Ich liebe das Gefühl, wenn ich mich auf mein Motorrad setze, wenn ich es brummen höre, laut und dunkel. Wenn es vibriert und mein Herz im selben Rhythmus schlägt. Wenn ich eins mit meinem Baby werde.

Es ist ein unglaublich berauschendes Gefühl und auch ein süchtig machendes.

Doch jetzt gerade?

Jetzt gerade fühlte ich mich wie auf einem verdammten Entzug und ich verfluchte mich dafür, dass ich mich auf das unausgesprochene Motorradstraßenrennen eingelassen hatte.

Motorradfahrer brauchten keine Worte, es reichte allein etwas zu hören. Der Ton, in dem er Gas gab und leicht an der Ampel nach vorne gerollt war und mich mit dem dunklen Helm angesehen hatte und nochmals Gas gegeben hat, war schon eine Herausforderung.

Dieser Wichser war schnell und gut, aber nicht fair. Die Regel war ganz klar gewesen, wer nicht an der nächsten Ampel stehen musste, hätte gewonnen. Einzig und allein die Schnelligkeit und die Kontrolle, die du über deine Maschine hast, zählte in diesem Moment.
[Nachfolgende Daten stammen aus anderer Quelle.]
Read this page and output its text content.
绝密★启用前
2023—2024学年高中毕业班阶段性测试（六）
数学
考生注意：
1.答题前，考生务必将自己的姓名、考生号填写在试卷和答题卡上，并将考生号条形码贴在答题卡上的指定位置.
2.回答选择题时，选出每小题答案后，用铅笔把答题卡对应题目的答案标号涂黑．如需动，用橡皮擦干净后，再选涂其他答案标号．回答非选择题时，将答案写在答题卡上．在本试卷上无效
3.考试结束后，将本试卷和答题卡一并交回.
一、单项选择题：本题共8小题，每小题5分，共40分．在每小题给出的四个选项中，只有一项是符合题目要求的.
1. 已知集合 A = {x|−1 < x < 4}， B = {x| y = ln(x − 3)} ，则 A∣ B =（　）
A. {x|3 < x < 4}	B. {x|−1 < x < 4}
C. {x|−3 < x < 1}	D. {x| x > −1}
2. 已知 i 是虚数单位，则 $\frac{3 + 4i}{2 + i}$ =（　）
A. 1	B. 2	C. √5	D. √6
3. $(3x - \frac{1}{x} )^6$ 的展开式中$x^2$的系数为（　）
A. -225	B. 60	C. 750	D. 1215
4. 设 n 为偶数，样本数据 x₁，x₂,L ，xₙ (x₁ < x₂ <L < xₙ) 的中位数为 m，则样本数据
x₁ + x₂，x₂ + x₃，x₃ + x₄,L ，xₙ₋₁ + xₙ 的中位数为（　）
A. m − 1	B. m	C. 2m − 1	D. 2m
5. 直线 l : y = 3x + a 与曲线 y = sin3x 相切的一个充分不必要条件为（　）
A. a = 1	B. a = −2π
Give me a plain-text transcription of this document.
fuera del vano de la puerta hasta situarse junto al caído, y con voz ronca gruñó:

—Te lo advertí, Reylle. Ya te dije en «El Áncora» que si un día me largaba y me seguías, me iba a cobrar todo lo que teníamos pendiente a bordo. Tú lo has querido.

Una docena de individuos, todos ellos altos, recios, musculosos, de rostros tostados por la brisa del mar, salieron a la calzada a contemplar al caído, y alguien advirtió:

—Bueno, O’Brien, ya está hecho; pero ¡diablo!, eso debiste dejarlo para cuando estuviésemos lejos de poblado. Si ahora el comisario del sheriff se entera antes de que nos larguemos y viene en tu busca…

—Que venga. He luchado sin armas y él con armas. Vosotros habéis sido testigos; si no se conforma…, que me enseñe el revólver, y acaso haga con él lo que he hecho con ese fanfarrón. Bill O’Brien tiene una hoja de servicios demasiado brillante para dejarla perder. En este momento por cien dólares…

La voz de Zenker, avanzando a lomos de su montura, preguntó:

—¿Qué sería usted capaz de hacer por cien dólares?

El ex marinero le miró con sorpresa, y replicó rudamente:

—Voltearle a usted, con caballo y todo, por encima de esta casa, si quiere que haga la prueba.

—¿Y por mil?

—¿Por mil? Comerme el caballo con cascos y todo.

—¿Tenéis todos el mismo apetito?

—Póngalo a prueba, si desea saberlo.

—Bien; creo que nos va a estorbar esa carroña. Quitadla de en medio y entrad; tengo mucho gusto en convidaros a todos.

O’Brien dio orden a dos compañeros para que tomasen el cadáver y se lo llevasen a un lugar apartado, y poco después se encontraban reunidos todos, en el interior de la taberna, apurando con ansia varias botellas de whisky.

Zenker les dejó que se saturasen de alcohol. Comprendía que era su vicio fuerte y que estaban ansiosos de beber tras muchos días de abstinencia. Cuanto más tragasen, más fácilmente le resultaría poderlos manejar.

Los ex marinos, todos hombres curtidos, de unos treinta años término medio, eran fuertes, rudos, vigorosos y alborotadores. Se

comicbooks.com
Während ich immer mehr beschleunigte und den Gang schneller wechselte, um mehr Kraft und Schnelligkeit zu erlangen, steuerten wir beide gleichzeitig auf die Ampel zu, welche schon gelb war. Immer wieder lag einmal er und einmal ich vorne.

Es war ein hin und her, der meinen Puls beinah in das unermessliche trieb und dennoch gefangen hielt und mich dazu trieb, mich dazu entfachte weiter zu machen. Schneller zu sein und in völliger Kontrolle über die Straße zu schweben, während der Wind neben, hinter und vor mir mich begleitete. Ein Fluch und ein Segen. Ein Widerspruch in sich.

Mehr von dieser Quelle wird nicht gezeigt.